The paper presents a novel annotation scheme to enhance the extraction and interpretation of temporal relations (TempRels) in natural language processing, focusing on the events' temporal structure. The proposed multi-axis modeling approach offers a more refined understanding of events' temporal organization by classifying them across multiple semantic axes, thereby addressing existing challenges, such as low inter-annotator agreement (IAA) seen in earlier schemes like TimeBank-Dense. Additionally, the emphasis on annotating start-points rather than intervals serves to alleviate confusion often associated with event duration in temporal annotations.

Key Contributions

  1. Improved IAA via Multi-Axis Modeling: The paper identifies that low IAAs in existing TempRel datasets are predominantly due to challenges in accurately capturing different semantic phenomena.
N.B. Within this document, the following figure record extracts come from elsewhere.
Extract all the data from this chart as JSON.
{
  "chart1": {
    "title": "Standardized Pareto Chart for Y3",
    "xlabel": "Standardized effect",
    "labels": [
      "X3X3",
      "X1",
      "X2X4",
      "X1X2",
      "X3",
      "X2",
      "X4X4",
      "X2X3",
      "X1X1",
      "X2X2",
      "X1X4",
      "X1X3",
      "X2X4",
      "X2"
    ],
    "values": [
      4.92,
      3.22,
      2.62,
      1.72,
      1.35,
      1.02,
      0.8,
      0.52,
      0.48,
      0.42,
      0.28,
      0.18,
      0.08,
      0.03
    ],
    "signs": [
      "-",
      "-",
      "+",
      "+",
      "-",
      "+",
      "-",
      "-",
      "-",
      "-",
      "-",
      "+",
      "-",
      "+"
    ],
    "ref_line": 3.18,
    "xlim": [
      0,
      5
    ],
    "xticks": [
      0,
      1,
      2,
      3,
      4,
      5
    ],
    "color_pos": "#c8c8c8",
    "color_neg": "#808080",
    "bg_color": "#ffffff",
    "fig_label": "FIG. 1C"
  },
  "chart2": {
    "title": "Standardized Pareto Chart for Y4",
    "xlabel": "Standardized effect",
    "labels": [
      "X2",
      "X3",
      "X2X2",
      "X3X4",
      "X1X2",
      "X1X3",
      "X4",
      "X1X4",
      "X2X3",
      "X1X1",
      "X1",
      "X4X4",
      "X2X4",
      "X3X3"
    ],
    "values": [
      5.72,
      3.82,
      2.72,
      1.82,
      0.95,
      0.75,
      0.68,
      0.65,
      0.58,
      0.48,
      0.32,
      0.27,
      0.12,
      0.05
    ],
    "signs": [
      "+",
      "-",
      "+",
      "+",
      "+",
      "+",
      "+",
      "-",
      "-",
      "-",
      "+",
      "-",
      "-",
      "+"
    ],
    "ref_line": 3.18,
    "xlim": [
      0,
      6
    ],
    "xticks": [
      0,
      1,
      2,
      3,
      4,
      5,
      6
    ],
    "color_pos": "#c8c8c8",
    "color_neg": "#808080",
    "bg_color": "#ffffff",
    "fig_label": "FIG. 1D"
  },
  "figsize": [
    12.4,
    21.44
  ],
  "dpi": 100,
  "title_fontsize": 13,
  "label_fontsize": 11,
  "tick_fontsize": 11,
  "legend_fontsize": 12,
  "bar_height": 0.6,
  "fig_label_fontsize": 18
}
This is addressed by introducing the concept of multi-axis modeling, wherein events are assigned to distinct semantic axes, such as Intention, Hypothesis, Opinion, among others. This ensures that annotations are semantically homogeneous, reducing the complexity for annotators and improving coherency across annotations.
  2. Focus on Temporal Start-Points: Highlighting the difficulty in accurately annotating the endpoints of events due to perceivably vague durations, the authors propose focusing on the start-points of events. This approach has been empirically validated to improve the IAA significantly—from the conventionally low 60’s to the high 80’s (Cohen’s Kappa).
  3. Crowdsourcing Feasibility: With a more coherent annotation task definition, the paper demonstrates the successful employment of crowdsourcing to develop high-quality TempRel datasets. This marks a pivotal shift from relying solely on expert annotators, hence reducing the associated labor intensity and improving scalability.

Implications of the Research

The multi-axis annotation scheme for event TempRels dispels traditional monolithic approaches to temporal annotation. By clearly partitioning event semantics into orthogonal axes, the notion of temporally ambiguous event pairs is addressed effectively, resulting in significantly improved annotation agreement.

Practically, leveraging this multi-axis annotation framework could enhance the effectiveness of NLP systems in event understanding tasks—ranging from temporal information extraction to temporal question-answering. The clear demarcations provided by this framework should improve system consistency and reliability when applied to temporal cognition tasks in AI.

Theoretically, this research lays the groundwork for exploring more nuanced semantic phenomena that may exist in intricate natural language constructs. The improved annotation clarity should foster advancements in machine understanding of complex event sequences, an area that's critical for achieving deeper AI comprehension models.

Speculating on Future Developments

Future research might expand on these findings by exploring automated techniques that can classify events into these semantic axes with minimal human intervention. Moreover, evaluating the effectiveness of this approach across diverse domains and languages could provide insights into its generalizability and the subtle linguistic variances that may affect temporal understanding.

In conclusion, this multi-axis annotation scheme forms a significant stride toward refining event temporal relation extraction in NLP, streamlining both theoretical understanding and practical implications for future AI developments.